Les rapports du vent et du souffle mériteraient une longue étude. On y retrouverait cette physiologie aérienne si importante dans la pensée indienne. Les exercices respiratoires y prennent, comme on le sait, une valeur morale. Ils sont de véritables rites qui mettent en relation l’homme et l’univers. Le vent, pour le monde, le souffle, pour l’homme, manifestent « l’expansion des choses infinies ». Ils emportent au loin l’être intime et le font participer à toutes les forces de l’univers. Dans La Chandoya-Upanishad, on lit : « Quand le feu s’en va il s’en va dans le vent. Quand le soleil s’en va, il s’en va dans le vent. Quand la lune s’en va, elle s’en va dans le vent. Ainsi le vent absorbe toutes choses… Quand l’homme dort, sa voix s’en va dans le souffle, et ainsi font sa vue, son ouïe, sa pensée. Ainsi, le souffle absorbe tout. »

C’est en vivant intimement ce rapprochement du souffle et du vent qu’on prépare vraiment les synthèses salutaires de la gymnastique respiratoire. Une appréciation sur l’agrandissement de la cage thoracique n’est que le signe d’une hygiène sans profondeur intime, d’une hygiène qui se prive de son action éminemment salutaire sur la vie inconsciente. Le caractère cosmique de la respiration est la base normale des valorisations [270] inconscientes les plus stables. L’être a tout à gagner à maintenir les participations cosmiques.

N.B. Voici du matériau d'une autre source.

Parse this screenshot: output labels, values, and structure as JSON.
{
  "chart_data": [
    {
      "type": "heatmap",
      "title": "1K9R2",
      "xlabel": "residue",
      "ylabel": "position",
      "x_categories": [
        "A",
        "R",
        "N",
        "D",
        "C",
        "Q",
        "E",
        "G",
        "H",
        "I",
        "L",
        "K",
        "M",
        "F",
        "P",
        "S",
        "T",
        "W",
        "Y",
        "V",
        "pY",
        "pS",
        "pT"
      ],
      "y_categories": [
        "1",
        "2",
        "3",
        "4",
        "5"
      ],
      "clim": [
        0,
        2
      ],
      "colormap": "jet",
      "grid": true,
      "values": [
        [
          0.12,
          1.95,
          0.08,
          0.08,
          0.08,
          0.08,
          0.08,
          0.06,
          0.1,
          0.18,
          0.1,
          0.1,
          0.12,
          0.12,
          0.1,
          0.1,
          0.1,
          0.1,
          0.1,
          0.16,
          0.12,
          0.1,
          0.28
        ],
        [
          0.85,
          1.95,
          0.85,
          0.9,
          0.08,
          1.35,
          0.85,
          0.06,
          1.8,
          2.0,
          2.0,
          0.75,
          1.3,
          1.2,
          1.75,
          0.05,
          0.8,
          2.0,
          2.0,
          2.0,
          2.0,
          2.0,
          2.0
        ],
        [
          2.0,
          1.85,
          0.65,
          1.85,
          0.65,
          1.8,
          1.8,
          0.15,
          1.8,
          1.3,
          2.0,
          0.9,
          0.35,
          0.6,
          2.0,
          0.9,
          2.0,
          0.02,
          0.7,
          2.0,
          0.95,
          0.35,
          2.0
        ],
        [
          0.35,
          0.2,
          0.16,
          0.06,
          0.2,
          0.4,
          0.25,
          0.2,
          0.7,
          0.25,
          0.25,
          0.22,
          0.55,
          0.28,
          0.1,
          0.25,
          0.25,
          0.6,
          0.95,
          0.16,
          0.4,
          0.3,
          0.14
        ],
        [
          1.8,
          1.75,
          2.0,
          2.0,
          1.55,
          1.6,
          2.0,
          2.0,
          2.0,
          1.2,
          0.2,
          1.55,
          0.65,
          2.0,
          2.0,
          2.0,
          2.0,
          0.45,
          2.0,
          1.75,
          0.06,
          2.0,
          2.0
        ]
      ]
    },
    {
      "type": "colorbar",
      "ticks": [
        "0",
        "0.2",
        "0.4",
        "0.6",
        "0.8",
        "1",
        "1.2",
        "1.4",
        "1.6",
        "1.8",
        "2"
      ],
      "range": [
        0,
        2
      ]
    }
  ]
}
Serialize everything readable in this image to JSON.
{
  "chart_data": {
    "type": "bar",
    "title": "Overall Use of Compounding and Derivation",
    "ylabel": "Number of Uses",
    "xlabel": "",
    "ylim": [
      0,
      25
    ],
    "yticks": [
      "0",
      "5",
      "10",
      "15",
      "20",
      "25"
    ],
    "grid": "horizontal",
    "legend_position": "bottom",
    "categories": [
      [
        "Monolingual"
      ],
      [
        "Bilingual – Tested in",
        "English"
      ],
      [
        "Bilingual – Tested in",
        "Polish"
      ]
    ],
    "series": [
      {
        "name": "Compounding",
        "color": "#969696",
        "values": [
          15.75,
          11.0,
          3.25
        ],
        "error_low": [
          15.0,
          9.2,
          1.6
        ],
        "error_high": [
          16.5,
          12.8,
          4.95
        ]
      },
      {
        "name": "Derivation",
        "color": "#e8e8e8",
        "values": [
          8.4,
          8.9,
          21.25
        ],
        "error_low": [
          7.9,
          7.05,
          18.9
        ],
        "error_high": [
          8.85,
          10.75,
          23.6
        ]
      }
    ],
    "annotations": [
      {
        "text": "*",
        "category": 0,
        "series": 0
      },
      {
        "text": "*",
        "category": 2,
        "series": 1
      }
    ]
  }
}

Il serait d’ailleurs intéressant de suivre en détail les synthèses imaginaires des pratiques de la psychologie respiratoire et des pratiques de la psychologie ascensionnelle. Par exemple, la hauteur, la lumière, le souffle dans l’air pur peuvent être dynamiquement associés par l’imagination. Monter en respirant mieux, respirer directement non seulement de l’air, mais de la lumière, participer au souffle des sommets, ce sont là des impressions et des images qui échangent sans fin leur valeur et qui se soutiennent l’une l’autre. Un alchimiste parlera en ces termes de l’or astral : « C’est une substance ignée et une continuelle émanation de corpuscules solaires, qui par le mouvement du soleil et des astres, étant dans un perpétuel flux et reflux, remplissent tout l’univers ; tout en est pénétré dans l’étendue des cieux, sur la terre et dans ses entrailles. Nous respirons continuellement cet or astral ; ses particules solaires pénètrent nos corps et s’en exhalent sans cesse 1. » Les souffles balsamiques, les vents parfumés vivent dans de telles images. Ces images se forment dans la rêverie d’un vent ensoleillé.

Sur les synthèses du souffle, de la hauteur, de la lumière, on trouvera de précieuses remarques dans les travaux et dans la thèse d’un jeune médecin 2. Une psychologie complète de l’air devrait examiner en détail tous ces travaux. Nous n’avons à traiter que de l’imagination de l’air, et même nous voulons nous borner à l’étude des métaphores littéraires de l’air. Il nous suffit d’indiquer que ces métaphores ont une racine profonde dans la vie matérielle. À l’air, à la hauteur, à la lumière, au vent puissant et doux, au souffle pur et fort, s’associent normalement des métaphores poétiques bien faites. Une telle synthèse anime l’être entier. Nous allons insister un peu, dans le chapitre suivant, sur cet aspect de l’imagination de l’air.

Chapitre XI. Le Vent [256] dans L’air et les songes. Essai sur l’imagination du mouvement Gaston Bachelard (1943)

1 Entretiens d’Eudoxe et de Pyrophile. Apud Bibliothèque des philosophes chimiques, nouvelle édition, Paris, 1741, t. III, p. 231.

2 Francis Lefébure, La respiration rythmique et la concentration mentale en éducation physique, en thérapeutique et en psychiatrie, Alger, 1942.